O cenário, no entanto, começou a mudar consideravelmente após a aprovação, pela ANVISA, das seguintes resoluções: (i) RDC 327/20194 , que dispõe sobre o uso medicinal da cannabis no Brasil e sua venda em farmácias; e (ii) RDC 335/20205, que define critérios e procedimentos para importação de produtos derivados de cannabis por pessoa física, para uso próprio, mediante prescrição de profissional legalmente habilitado, para tratamento de saúde. A aprovação das referidas resoluções pela ANVISA impulsionou o INPI, a partir de 2020, a deferir diversos pedidos de registro para marcas desse setor, conforme exemplos a seguir: ADWA Cannabis (registro nº 921506899, na classe 05, para “cannabis para uso medicinal”), Alkannabis (registro nº 923358528, na classe 05, para “cannabis para uso medicinal”), BE HEMP (registro nº 919056814, na classe 05, para “medicamentos para uso humano”) e DOUTOR CANNABIS (registro n. 921203128, na classe 05, para “cannabis para uso medicinal”).
No entanto, ainda assim é possível encontrar alguns indeferimentos posteriores de pedidos de registro para marcas compostas por “cannabis” e variações, com base na proibição legal do artigo 124, III da LPI, mesmo para produtos e serviços que, hoje, são permitidos pela ANVISA. Como exemplos, podemos citar os seguintes pedidos de registro de marcas: HEMP OIL CIBDEX DROPS COMPLEX (pedido nº 909551383, na classe 05, para “medicamentos para uso humano”), HEMPMEDS BRASIL (pedido nº 908468806, na classe 05, para “ervas para fumar para uso medicinal”), CANNABIZZZ (pedido nº 920157580, na classe 05, para “suplementos de ervas; bebidas de ervas usadas para ajudar no sono e relaxamento; preparações naturais para auxílio ao sono”), DERMOHEMP (pedido nº 501607445, na classe 05, para “medicamentos; infusões de ervas medicinais”), e BRASIL CANNABIS EXPO & CONFERENCE (pedido nº 917779096, na classe 35, para “serviços de promoção de campanhas publicitárias com vistas à prevenção de doenças, a título de assistência social”).

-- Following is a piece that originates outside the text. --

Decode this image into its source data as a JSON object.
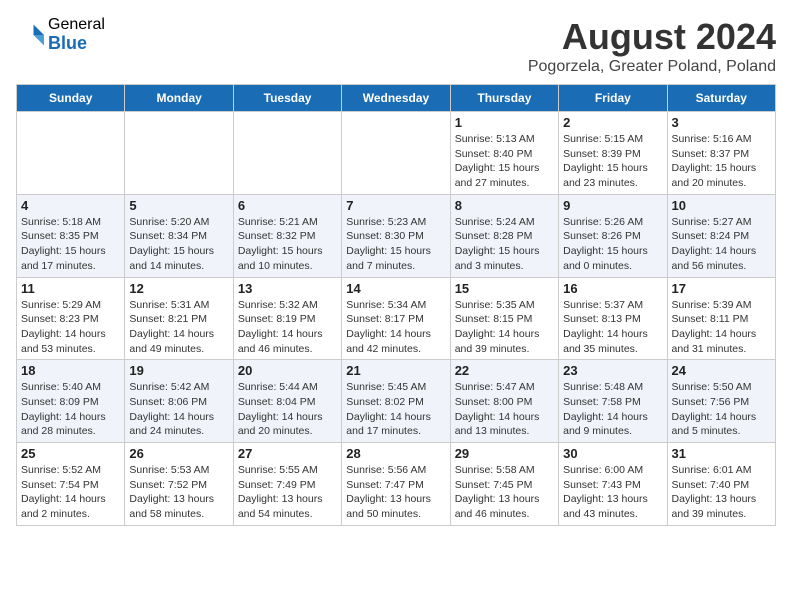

Assim, muito embora o INPI pareça estar alinhado com a evolução do posicionamento da ANVISA sobre a questão, ainda existem decisões inconsistentes.
III • Apostas online
A prática ou exploração de jogos de azar no Brasil é proibida pelo Decreto-Lei nº 9.215 de 19466, que ainda permanece em vigor e restaura o artigo 50 da Lei de Contravenções Penais (Decreto-Lei nº 3.688, de 19417), segundo a qual são considerados jogos de azar: (a) o jogo em que o ganho e a perda dependem exclusiva ou principalmente da sorte; (b) as apostas sobre corrida de cavalos fora de hipódromo ou de local onde sejam autorizadas; e (c) as apostas sobre qualquer outra competição esportiva.
A despeito dos referidos dispositivos legais, nos últimos anos viu-se o surgimento, quase massivo, de plataformas de e-sports anunciando diversos sites e aplicativos de apostas online, valendo-se, inclusive, de figuras famosas no Brasil para atrair usuários brasileiros para tais plataformas.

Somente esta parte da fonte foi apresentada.